Nearby at St. Elizabeth's Medical Center, cardiologist Jeffrey Isner heads a team that is having success using vascular endothelial growth factor (VEGF) for the same purpose.

When a heart artery becomes completely blocked, the body secretes these factors, which stimulate the growth of so-called collateral vessels. It's amazing to see multiple collaterals growing out of the side of the larger, blocked artery, making their way past the clot, and reconnecting on the other side of the obstruction. This natural process is not very efficient, however, so Simons, Isner, and other researchers try to improve it by providing extra supplies of growth factors.

So far, the treatment appears to be working. But won't it interfere with drugs given to inhibit blood vessel growth in patients with cancer and arteriosclerosis?

Folkman says he is often asked this question.
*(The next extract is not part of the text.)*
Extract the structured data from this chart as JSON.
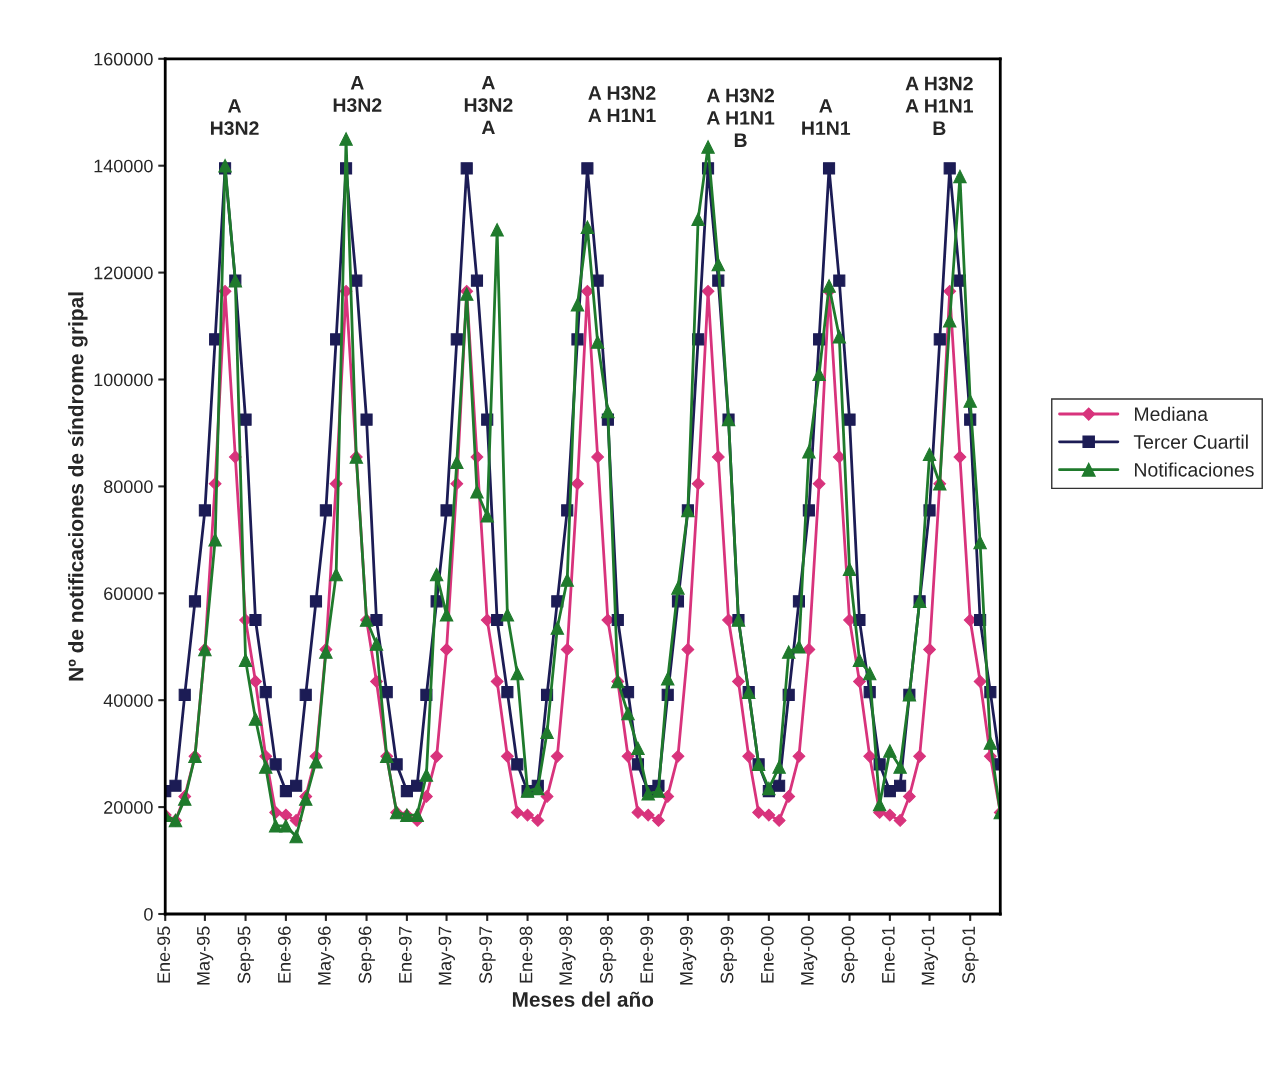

Moulton's findings, he replies, provide evidence that cancer patients can take angiogenesis inhibitors without making any heart disease they have worse.

"Rather than being incompatible, the two types of drugs might be used at different stages of heart disease," Moulton adds. At earlier stages, angiogenesis inhibitors may reduce plaque buildup, thus delaying or preventing heart disease. Later, when arteries are almost blocked and chest pains and other problems appear, growth factors might relieve pain, fatigue, and other symptoms.

She cautions, however, that "a great deal more knowledge and experimentation is needed before we find out how these two somewhat paradoxical treatments can be applied to the same disease."